Here’s a fun fact: Last year, Alcohol & Tobacco Tax & Trade Bureau issued more certificates of label approval (COLAs) for imported product (98,114) than it did for domestic product (86,958), “thereby demonstrating the strong consumer demand for imported distilled spirits, wine and malt beverages,” Robert M. Tobiassen, president, National Association of Beverage Importers told TTB in a letter urging modernization of label rules. “Today’s world is clearly different than in 1935,” Tobiassen adds drily. Many core areas of label regulations date from Repeal of Prohibition.
One big change: Consumers in the U.S. “are intelligent and global in outlook and understanding,” he says, and “not only for alcohol beverages but for a huge range of consumer food and beverage products.”
Consumers can read, interpret and understand truthful, accurate and specific information on labels and in advertisements. “Many areas of alleged confusion by consumers can be resolved immediately through their online search skills for information,” he says.
“The instant availability of information via the Internet provides consumers with a self-policing tool that far surpasses what TTB can do as a regulator in gauging or “second guessing” consumer deception through general regulations. Inaccurate, false, and unauthentic claims about a product can result in “brand death” in the marketplace via consumer complaints going virtual online,” Tobiassen says.
And through its commercial speech cases, the Supreme Court has significantly reduced “the zone of discretion” for TTB, setting a “high bar for the Federal Government in backing up and proving its claim that any one representation on a label or in an advertisement is misleading, Tobiassen says. He suggests TTB might be better off “waiting for consumer complaints about specific labels or advertisements than purely speculating in advance.”
In his comments, Tobiassen urges TTB to deal with private and controlled labels in a second round of proposed rulemaking. “Unlike other labeling topics this one implicates unfair trade practices because many questions arise by producers or importers of private label products on how they can distribute these products without facing allegations of trade practice violations,” he writes.

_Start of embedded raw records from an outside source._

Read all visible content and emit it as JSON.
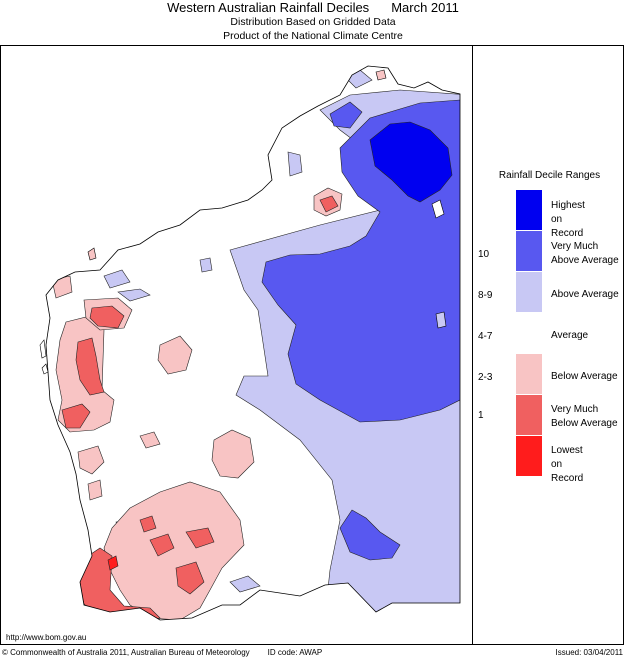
{
  "header": {
    "title": "Western Australian Rainfall Deciles",
    "period": "March 2011",
    "subtitle1": "Distribution Based on Gridded Data",
    "subtitle2": "Product of the National Climate Centre"
  },
  "legend": {
    "title": "Rainfall Decile Ranges",
    "categories": [
      {
        "label": "Highest on Record",
        "color": "#0000f0",
        "decile": ""
      },
      {
        "label": "Very Much Above Average",
        "color": "#5858f0",
        "decile": "10"
      },
      {
        "label": "Above Average",
        "color": "#c8c8f4",
        "decile": "8-9"
      },
      {
        "label": "Average",
        "color": "#ffffff",
        "decile": "4-7"
      },
      {
        "label": "Below Average",
        "color": "#f8c4c4",
        "decile": "2-3"
      },
      {
        "label": "Very Much Below Average",
        "color": "#f06060",
        "decile": "1"
      },
      {
        "label": "Lowest on Record",
        "color": "#ff1c1c",
        "decile": ""
      }
    ]
  },
  "footer": {
    "url": "http://www.bom.gov.au",
    "copyright": "© Commonwealth of Australia 2011, Australian Bureau of Meteorology",
    "id_code": "ID code: AWAP",
    "issued": "Issued: 03/04/2011"
  }
}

TTB routinely waives COLA requirements for product brought into the U.S. for use at trade shows and not for subsequent sales in the U.S. as well as samples used for soliciting orders. Tobiassen urges TTB to abandon the current waiver process and replace it with a notice to TTB and a three-year recordkeeping procedure by the importer. In addition, “the regulation could require all bottles and containers bear a firmly affixed strip label declaring the product is not for sale and is restricted to use only at a trade show or convention.
“This simplified process would greatly reduce the burden on importers with a commensurate resource relief on TTB,” he says, adding TTB has replaced application procedures with notice procedures in some other instances.
In his comment letter, Tobiassen joins with comments raised by the Tequila Regulatory Council in stressing the importance of TTB insuring that consumers aren’t misled by labels on products not eligible for distinctive categories of origin. He urges TTB to develop criteria to be used by TTB in recognizing product names and to issue a second notice of proposed rulemaking to seek comment on TTB’s proposed criteria.
He recommends suppliers be allowed to use barrels smaller than 50 gallons for aging. “No solid reason exists for denying flexibility to distillers in their production and development of products,” he says.
Since COLAs Online is a permanent cyberspace record of all approved COLAs, Tobiassen says there is no legitimate business reason to require importers to maintain these records on their premises. “Given the volume of imports, the retention of certificates for each shipment is extremely burdensome so the shortening of this period leads to a lesser regulatory burden and compliance time burden,” he says.
Tobiassen also recommends a number of other recordkeeping simplifications, including simply requiring COLA identification numbers to be on file with the importer, rather than a line-by-line listing of each COLA identification number, and a recognition that importers often rely on information from foreign producers.
NABI also recommends TTB clarify whether QR codes are labeling or advertising, allow imported wines as well as domestic wines to use the term “estate grown, “allow non-grape wines to use the names of American or foreign viticultural areas to provide more information to consumers.
Tobiassen said there’s no reason additional information on a label should be subject to type size uniformity. “Given the puffery and promotional nature of additional information, we believe there is good reason why current regulations do not require such uniformity and believe proposed regulations should clarify that uniformity is not required.”
TTB should allow successor entities to adopt COLAs, just as the proposed regulations allow adoption of approved formulas by a successor to the entity holding the approved formula,” he said.
Tobiassen notes that under a longstanding interpretation of the COLA requirement, TTB and its predecessor agencies required wineries and distiller to obtain a certificate of exemption for products produced and sold in a single state. The same requirement should apply to beer, he said.